Led by NMDP chief financial officer Amy Ronneberg, Be The Match BioTherapies is staking out ground as a stem cell industry investment player for companies whose efforts align with its own goals of advancing new cellular therapies.
It seems to have found that in Tmunity, a biotech company spun off from the work of cancer immunotherapy pioneer Dr. Carl June of the University of Pennsylvania. Along with Be The Match, its Series A investors included China’s Ping An Ventures, the Parker Institute for Cancer Immunotherapy (funded by billionaire investor Sean Parker) and pharmaceutical company Gilead Sciences Inc.
Its seed round investors included the University of Pennsylvania and Lilly Asia Ventures.
“We are excited to support the mission of Tmunity Therapeutics, a promising early stage company that is working to build on the inspiring momentum of the field in creating personalized next-generation immunotherapies for cancer and other diseases,” Ronneberg said in a statement. “The pace of discovery in cell therapy is accelerating rapidly, and the potential impact is expanding from blood cancers into a wide range of therapeutic settings. We are working alongside other industry leaders to help shape the future direction of the field and bring life-changing innovation to patients.”

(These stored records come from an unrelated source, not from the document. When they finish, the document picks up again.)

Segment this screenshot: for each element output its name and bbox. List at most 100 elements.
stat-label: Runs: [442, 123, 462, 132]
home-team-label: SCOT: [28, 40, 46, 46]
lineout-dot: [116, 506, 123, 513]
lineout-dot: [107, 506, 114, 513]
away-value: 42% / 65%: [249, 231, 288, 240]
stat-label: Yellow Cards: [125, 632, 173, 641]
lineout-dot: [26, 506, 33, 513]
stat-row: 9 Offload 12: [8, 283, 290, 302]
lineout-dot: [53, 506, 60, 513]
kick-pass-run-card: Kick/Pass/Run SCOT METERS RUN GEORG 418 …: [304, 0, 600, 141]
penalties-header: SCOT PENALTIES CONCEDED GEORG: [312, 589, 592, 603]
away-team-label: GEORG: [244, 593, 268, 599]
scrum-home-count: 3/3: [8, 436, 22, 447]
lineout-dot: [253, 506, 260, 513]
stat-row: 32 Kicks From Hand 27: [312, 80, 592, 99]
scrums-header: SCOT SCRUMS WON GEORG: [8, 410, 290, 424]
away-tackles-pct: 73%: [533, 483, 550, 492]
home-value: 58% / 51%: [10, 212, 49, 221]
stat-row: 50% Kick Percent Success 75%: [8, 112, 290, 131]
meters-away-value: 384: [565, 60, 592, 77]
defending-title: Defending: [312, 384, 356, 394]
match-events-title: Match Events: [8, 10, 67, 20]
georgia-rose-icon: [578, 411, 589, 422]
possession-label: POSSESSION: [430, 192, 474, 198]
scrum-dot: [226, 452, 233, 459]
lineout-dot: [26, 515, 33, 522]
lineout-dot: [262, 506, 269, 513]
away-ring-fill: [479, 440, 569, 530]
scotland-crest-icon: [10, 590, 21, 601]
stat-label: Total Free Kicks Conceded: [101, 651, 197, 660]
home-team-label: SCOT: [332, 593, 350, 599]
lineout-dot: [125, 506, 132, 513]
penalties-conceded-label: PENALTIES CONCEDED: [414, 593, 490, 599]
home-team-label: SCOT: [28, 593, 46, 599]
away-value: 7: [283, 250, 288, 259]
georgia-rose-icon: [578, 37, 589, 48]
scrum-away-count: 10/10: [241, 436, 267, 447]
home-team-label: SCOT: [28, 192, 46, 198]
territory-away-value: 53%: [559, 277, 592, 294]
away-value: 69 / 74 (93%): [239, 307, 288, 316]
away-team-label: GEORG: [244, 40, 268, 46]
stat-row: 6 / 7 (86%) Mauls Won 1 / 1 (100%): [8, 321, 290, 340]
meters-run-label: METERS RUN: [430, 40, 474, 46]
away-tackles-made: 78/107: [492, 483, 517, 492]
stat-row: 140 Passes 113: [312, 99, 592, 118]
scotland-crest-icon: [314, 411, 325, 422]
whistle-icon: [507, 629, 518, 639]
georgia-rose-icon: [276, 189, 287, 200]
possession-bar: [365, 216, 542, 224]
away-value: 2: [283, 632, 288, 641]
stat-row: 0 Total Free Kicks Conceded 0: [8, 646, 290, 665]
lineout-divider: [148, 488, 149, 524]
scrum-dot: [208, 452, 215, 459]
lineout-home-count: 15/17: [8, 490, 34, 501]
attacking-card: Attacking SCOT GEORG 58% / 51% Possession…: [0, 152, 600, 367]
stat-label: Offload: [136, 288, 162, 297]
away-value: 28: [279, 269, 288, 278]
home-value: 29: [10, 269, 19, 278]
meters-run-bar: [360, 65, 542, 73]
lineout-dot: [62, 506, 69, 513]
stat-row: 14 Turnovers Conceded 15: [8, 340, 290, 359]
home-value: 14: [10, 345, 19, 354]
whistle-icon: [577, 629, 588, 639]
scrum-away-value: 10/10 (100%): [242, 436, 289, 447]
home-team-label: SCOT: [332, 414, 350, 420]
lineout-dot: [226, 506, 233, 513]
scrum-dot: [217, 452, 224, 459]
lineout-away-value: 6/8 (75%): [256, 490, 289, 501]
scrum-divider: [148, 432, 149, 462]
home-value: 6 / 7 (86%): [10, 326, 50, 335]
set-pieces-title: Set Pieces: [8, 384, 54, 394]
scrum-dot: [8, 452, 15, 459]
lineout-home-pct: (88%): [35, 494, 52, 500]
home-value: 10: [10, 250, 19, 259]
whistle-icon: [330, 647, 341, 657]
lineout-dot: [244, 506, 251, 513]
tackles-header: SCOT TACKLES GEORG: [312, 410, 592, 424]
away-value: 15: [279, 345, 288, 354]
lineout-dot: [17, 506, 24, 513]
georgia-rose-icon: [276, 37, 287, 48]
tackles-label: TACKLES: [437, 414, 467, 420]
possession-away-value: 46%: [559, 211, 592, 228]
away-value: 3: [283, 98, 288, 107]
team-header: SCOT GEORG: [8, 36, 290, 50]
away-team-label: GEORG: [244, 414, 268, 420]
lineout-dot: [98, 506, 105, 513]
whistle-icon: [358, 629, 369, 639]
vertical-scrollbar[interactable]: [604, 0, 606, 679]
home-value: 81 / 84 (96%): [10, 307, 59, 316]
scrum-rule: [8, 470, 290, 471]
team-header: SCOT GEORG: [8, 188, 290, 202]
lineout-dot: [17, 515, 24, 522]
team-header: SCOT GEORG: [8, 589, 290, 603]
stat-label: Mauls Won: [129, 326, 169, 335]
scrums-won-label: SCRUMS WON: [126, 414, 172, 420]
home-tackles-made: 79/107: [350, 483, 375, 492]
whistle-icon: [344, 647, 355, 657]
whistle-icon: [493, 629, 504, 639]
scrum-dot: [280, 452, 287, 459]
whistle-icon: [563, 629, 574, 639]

The proceeds from the Series A will be used to advance and expand Tmunity’s “translation, development and manufacture” of its portfolio of novel T cell-based immunotherapies, initially for the treatment of cancer.
June was one of the earliest scientific movers in the field using “CAR T cells” — a key component of the body’s immune system — to seek out and destroy cancer tumor cells in patients. The field has since become a hot investment space.
Under the procedure, CAR T-cells are enlisted to “retrain” the immune system to fight cancer. Doctors extract bone marrow from patients, then genetically engineer the T cells within. The modified cells are reintroduced with a transfusion and act as cancer-killers, multiplying and destroying malignancies.